The US government has yet to make any official comment.
On the face of it, a triumph for democracy. The Data Retention Directive was bad law, forced through without due scrutiny on the back of the bombings in London and Madrid.
Terrible though those incidents clearly were, using them as an excuse to fast track ill-considered and disproportionate legislation was never an acceptable response.
The EU will have to go back to the drawing board, which is good news for the likes of Commissioner for Justice Vivian Reding in her hell-bent campaign to toughen up EU data protection laws. Never waste a good crisis, as they say.
Reding is running out of time - her term in office ends in September. Her patience with those who don’t go along with her interpretation of the need for tough new laws is also running out it seems, based on comments she made earlier this year:
“There has been a lot of hypocrisy in the debate. There were those who called for a high level of data protection in Europe, while simultaneously arguing that the Regulation should be replaced by a Directive. A Directive would mean the status quo. It would mean 28 Member States doing what they want. It would mean data protection on paper but not in practice.
“We have listened to these arguments for two years. Round and round in circles while, every day, the headlines have reminded us of why the reform is important. Waiting patiently – or maybe not so patiently – as Big Data has been generated against the will of the people.
“And yet in practice where do we stand? Discussions are mature. The text is ready. It is just a matter of political will.”
I don’t know what effect she has in Washington, but she scares the living daylights out of me.
Meanwhile the ECJ ruling is potentially bad news for US cloud services providers as one element that will be leapt upon by Brussels is the bit about not allowing EU data to reside on non-EU resident servers (or in other words, US servers).
Ironically, the Obama administration is said to be planning to base mass data gathering reform around the basic model of the now debunked EU directive, taking US call metadata collection out of the NSA’s hands, and shifting the burden to the telcos.

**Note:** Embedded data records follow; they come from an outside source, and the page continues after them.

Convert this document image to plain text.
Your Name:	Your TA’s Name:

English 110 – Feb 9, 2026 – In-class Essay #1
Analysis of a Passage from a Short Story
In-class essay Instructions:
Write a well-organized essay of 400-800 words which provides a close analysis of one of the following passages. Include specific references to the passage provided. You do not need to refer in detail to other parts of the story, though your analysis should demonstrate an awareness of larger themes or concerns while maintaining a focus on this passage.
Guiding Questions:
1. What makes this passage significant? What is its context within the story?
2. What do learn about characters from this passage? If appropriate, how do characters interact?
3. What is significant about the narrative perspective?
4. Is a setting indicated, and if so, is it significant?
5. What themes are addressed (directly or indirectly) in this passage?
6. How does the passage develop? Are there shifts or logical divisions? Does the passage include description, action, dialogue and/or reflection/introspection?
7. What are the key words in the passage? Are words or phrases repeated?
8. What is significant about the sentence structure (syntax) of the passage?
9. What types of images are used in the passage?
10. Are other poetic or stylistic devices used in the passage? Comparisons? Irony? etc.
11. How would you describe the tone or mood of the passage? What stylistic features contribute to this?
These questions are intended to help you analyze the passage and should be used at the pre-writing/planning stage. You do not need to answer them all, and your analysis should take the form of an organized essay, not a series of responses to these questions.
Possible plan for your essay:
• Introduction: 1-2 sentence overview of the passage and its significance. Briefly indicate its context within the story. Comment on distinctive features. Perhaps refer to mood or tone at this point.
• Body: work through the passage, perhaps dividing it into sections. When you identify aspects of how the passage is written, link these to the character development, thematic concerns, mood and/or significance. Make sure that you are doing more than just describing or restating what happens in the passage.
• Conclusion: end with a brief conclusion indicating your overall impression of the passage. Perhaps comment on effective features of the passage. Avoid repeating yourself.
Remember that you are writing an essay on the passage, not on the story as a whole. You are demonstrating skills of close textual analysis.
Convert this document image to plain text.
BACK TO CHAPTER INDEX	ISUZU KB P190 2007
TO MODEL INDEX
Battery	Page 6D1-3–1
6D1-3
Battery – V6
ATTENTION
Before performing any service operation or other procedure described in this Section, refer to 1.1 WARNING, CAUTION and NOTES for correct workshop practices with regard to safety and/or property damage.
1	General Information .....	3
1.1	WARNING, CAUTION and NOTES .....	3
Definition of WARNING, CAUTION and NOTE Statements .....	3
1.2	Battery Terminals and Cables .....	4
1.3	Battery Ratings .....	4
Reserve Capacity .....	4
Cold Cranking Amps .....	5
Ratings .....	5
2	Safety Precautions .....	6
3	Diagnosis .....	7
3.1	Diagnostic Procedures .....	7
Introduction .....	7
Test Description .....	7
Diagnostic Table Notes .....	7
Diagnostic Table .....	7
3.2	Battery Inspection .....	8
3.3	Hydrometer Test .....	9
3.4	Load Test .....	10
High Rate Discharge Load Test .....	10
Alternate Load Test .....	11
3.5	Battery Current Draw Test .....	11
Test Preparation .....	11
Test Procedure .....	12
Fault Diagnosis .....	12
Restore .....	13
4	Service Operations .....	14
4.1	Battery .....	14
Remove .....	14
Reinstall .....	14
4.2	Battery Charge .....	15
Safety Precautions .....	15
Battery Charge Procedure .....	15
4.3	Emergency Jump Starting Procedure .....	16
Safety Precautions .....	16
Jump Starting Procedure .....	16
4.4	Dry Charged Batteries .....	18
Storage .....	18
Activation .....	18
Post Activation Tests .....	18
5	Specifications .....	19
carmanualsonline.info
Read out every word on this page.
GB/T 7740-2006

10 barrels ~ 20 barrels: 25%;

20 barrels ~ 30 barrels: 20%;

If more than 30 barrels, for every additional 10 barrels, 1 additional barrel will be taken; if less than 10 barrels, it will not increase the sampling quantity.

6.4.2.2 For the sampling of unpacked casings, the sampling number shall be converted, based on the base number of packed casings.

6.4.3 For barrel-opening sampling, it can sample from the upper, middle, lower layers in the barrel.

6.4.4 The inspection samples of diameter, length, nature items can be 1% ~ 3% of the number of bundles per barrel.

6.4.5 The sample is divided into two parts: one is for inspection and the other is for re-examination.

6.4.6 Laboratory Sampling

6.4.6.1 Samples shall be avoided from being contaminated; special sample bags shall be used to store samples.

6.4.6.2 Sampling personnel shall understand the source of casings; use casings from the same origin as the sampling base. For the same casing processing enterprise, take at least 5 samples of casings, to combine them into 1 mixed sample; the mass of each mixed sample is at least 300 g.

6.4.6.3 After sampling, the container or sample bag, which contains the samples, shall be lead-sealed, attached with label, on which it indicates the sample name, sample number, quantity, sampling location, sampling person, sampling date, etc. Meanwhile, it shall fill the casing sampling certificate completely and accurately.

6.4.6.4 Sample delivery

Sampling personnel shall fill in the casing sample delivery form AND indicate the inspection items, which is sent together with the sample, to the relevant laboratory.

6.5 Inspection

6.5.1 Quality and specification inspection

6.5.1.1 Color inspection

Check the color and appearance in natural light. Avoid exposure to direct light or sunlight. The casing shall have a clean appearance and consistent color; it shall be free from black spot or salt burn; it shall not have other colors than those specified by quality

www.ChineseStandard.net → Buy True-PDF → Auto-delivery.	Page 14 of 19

President Obama last month said of the plan:
“I am confident that it allows us to do what is necessary in order to deal the threat of a terrorist attack, but does so in a way that addresses people’s concerns.”
But now the ECJ has come down against the EU directive, Europe is essentially without a formal data retention regime for now and the ECJ ruling is bound to be cited in opposition to Obama’s proposed amendments.
That said, the Obama regime has a great opportunity to learn here from Europe’s mistakes around data retention legislation, should it choose to pay heed.